En fait, les élus marseillais se sont tardivement réveillés en septembre, découvrant soudain que les projets de desserte que Réseau Ferré de France allait proposer au débat public en 2005 mettaient très clairement Marseille de côté. Horreur ! En effet, parmi les trois scénarios de desserte, un seul passe au sud de la gare TGV d’Aix, sur le plateau de l’Arbois. Ce qui ne veut pas dire qu’il passe par Marseille. Or, en chef de file d’une ville aux très maigres budgets, Gaudin est avide de la moindre infrastructure susceptible à la fois d’aménager sa ville (quitte à exproprier) et d’amener de nouveaux chalands en provenance de Nice et plus tard d’Italie. L’équipe en charge du développement économique se jette alors à corps perdus dans la bataille. Elle embauche même deux spécialistes pour bosser sur le sujet. La première urgence : convaincre RFF d’entendre leurs doléances et de faire évoluer les scénarios de desserte pour qu’ils incluent les propositions marseillaises. Le but est que Marseille soit traversée par une deuxième ligne TGV qui s’arrête en gare de la Blancarde à l’est de la ville avant de filer vers le Var et Nice. Marseille trouve une alliée de poids dans la bataille en la personne de la vitupérante maire UMP d’Aix et présidente de la communauté d’agglo du pays d’Aix, Maryse Joissains. « Moi vivante, la LGV ne traversera pas les paysages de Cézanne. Ou alors elle mettra 30 ans à être construite », menace même la sémillante députée.

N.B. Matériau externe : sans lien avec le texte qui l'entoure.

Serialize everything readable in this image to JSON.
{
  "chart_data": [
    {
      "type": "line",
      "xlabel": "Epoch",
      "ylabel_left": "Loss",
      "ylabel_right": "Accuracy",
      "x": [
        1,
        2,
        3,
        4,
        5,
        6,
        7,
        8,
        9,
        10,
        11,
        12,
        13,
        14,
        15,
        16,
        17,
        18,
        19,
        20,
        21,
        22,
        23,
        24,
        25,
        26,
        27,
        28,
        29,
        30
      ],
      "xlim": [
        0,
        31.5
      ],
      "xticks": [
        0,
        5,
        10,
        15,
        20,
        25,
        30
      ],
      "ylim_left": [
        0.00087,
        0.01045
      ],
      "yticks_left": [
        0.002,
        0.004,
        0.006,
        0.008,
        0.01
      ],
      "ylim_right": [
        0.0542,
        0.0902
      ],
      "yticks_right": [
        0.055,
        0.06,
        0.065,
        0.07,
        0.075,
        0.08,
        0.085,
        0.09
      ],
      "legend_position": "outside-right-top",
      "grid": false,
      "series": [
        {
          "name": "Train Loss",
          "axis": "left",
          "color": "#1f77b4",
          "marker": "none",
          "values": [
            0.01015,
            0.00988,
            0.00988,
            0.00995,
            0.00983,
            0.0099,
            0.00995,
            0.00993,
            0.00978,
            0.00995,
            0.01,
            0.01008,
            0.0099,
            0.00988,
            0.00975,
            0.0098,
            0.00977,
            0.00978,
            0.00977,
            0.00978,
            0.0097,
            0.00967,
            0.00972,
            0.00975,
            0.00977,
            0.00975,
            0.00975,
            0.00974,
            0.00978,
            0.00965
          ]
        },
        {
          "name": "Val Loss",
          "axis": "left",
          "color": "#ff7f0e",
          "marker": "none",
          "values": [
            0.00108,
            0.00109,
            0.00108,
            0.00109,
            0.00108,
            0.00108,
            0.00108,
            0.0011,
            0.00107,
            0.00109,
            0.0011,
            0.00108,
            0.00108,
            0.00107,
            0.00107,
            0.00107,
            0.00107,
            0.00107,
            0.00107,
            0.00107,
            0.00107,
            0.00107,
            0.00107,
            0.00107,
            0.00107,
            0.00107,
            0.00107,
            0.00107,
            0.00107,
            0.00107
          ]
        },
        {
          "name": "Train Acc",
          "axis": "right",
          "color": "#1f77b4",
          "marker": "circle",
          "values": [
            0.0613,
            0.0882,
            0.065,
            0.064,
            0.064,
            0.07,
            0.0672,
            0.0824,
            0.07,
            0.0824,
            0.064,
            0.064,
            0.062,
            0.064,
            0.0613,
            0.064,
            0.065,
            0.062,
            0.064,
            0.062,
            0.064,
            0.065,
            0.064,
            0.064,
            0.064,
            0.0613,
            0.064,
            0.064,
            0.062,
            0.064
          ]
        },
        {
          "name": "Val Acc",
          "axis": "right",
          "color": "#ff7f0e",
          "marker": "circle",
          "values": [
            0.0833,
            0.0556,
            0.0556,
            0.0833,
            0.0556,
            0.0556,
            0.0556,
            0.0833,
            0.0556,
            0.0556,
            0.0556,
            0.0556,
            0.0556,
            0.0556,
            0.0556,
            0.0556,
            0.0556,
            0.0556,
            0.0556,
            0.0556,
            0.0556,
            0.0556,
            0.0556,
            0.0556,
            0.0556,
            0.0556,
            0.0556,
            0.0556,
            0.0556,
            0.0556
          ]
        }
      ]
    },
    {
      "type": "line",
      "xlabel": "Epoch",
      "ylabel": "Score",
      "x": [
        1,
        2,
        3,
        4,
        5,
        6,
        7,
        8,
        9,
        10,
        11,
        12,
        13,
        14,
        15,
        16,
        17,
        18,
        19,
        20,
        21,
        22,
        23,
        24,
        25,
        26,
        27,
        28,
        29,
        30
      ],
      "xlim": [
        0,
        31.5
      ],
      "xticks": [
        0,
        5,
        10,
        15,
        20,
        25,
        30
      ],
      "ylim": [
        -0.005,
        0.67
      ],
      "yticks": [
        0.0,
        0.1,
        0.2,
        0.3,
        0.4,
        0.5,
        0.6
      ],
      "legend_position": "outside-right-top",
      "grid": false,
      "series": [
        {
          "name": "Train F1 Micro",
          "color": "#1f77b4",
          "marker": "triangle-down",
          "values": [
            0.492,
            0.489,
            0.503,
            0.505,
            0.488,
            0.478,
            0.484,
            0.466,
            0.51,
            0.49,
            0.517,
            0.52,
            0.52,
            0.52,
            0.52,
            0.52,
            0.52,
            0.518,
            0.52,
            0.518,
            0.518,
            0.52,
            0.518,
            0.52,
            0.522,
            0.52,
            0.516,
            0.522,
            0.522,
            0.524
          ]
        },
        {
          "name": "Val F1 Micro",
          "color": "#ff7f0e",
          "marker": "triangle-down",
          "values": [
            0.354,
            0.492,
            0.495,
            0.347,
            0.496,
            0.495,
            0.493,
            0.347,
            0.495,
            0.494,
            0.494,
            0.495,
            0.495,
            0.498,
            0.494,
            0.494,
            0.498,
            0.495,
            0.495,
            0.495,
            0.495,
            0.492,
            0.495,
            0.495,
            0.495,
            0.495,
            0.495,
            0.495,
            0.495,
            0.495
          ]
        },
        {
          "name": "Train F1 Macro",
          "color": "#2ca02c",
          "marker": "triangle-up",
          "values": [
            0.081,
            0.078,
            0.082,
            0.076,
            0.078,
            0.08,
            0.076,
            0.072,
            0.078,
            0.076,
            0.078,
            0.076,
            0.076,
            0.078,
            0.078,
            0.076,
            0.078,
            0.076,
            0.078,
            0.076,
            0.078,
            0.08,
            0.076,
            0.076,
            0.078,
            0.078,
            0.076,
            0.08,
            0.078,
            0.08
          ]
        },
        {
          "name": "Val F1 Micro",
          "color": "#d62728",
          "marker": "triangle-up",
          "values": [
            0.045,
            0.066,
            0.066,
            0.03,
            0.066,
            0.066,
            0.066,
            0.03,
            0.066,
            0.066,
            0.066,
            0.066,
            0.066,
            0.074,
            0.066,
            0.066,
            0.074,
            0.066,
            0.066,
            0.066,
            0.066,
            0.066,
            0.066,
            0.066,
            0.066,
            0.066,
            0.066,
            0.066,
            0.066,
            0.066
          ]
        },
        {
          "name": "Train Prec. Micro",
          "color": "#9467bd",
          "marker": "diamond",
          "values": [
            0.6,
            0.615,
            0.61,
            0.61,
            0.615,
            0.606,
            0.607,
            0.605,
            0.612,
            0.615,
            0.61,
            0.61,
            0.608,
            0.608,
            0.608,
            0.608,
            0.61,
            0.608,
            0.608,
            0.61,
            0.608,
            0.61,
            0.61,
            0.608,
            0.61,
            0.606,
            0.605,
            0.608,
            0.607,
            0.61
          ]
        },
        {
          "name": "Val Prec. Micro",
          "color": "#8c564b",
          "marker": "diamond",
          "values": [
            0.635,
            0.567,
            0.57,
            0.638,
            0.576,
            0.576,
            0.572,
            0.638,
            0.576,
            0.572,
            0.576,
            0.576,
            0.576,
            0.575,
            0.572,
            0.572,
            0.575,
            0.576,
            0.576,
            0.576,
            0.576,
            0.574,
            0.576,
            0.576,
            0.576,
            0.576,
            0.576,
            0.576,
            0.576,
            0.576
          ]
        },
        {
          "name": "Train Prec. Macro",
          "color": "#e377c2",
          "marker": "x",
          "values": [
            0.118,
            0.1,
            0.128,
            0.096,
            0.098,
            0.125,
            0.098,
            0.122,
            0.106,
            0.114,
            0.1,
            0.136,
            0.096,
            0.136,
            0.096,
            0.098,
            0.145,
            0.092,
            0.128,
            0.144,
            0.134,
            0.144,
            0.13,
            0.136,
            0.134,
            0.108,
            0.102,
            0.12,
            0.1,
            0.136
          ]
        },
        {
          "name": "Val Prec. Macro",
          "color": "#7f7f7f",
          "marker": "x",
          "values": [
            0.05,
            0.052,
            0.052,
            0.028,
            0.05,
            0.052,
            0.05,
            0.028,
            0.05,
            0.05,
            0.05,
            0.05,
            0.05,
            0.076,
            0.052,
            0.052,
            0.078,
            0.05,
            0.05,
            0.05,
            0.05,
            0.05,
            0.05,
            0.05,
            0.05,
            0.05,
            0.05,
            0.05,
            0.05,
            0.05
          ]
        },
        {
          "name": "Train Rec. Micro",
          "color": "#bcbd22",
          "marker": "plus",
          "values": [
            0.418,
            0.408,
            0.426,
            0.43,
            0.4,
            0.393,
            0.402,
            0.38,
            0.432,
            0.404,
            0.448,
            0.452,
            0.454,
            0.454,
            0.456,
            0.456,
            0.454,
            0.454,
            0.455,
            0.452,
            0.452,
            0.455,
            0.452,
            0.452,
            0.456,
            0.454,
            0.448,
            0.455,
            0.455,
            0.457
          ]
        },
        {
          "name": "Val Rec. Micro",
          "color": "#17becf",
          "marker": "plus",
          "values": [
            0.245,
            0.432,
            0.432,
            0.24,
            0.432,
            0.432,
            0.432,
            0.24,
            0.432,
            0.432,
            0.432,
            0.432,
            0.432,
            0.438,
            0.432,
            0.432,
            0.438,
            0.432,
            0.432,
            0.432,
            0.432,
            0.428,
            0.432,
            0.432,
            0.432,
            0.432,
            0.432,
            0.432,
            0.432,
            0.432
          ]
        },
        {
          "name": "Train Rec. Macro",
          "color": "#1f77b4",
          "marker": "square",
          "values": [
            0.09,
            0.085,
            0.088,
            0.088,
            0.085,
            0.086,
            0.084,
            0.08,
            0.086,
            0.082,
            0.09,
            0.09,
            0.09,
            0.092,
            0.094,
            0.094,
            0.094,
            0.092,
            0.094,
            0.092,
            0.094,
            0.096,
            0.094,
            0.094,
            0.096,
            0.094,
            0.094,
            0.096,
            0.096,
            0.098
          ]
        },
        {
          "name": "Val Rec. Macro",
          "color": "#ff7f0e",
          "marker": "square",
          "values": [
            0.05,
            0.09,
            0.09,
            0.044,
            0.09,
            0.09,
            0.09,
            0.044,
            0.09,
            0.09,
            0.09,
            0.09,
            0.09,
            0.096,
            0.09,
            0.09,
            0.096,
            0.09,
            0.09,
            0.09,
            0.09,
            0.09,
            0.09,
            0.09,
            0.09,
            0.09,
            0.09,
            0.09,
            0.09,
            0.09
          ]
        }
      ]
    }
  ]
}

Les deux villes trouvent là une sainte arche à leur alliance. Joissains ne veut pas que ses chers administrés soient dérangés par une nouvelle ligne à grande vitesse. Elle veut donc qu’elle passe le plus au sud des villas aixoises. Comme Gaudin la veut la plus près possible de chez lui, les voilà donc mariés pour le meilleur et pour l’avenir. Dans la foulée, ils décident de donner un petit air de coopération intercommunale à cette alliance circonstancielle. Ils signent donc le 1er décembre une charte de coopération qui fait suite à la réunion des présidents des Intercoms du coin. Qu’importe ce qu’elle contient (quasiment rien), l’essentiel est de marteler le message : pas question que la LGV décroche à l’Arbois pour suivre l’autoroute au niveau du péage de la Barque, il faut qu’il vire plus bas. Bernard Gyssels en charge du dossier pour le poseur de rails français n’est pas totalement fermé à ces scénarios. Pour lui, le jeu reste ouvert. « Les trois scénarios de desserte prévoient plusieurs variantes. Une de ces variantes passe effectivement au sud de l’Arbois, passe au plus près de Saint-Charles et rejoint le tracé de l’autoroute de Nice par la vallée de l’Huveaune. »

Mais voilà, la vallée de l’Huveaune débouche sur le pays aubagnais, et les élus de cette zone n’entendent pas regarder passer le train comme des santons. Président PC de la communauté Garlaban-Huveaune-Sainte Beaume (GHB), Alain Belviso : « Premier point, oui, la LGV Paca est indispensable pour notre région mais ça ne sert à rien de faire rêver sur un ouvrage prévu pour dans vingt ans, alors que l’urgence est de réaliser un vrai RER entre Aix, Marseille et Aubagne. C’est entre ces deux villes que l’on trouve les plus forts taux de croissance automobile. Deuxième point : je ne comprends pas que les élus marseillais et aixois fassent le forcing avant même l’ouverture du débat public qui doit justement permettre d’entendre tout le monde. Enfin, dernier point, je suis comme la maire d’Aix , moi vivant, la LGV ne passera pas par Aubagne en détruisant soit des terrains agricoles au piémont du Garlaban, soit une zone économique, soit des habitations populaires. Nous avons refusé de signer le quatrième scénario de desserte qu’Aix et Marseille ont concocté et qu’ils comptaient bien nous faire valider. En plus, ce faisant, les élus nous ont exclus du processus d’élaboration de la charte de coopération intercommunale. Nous ne sacrifierons pas les Aubagnais sur l’autel du 2ème TGV de Marseille. Et je vous préviens, je suis très énervé. » Dans cette partie de la région, le débat public risque d’être corsé.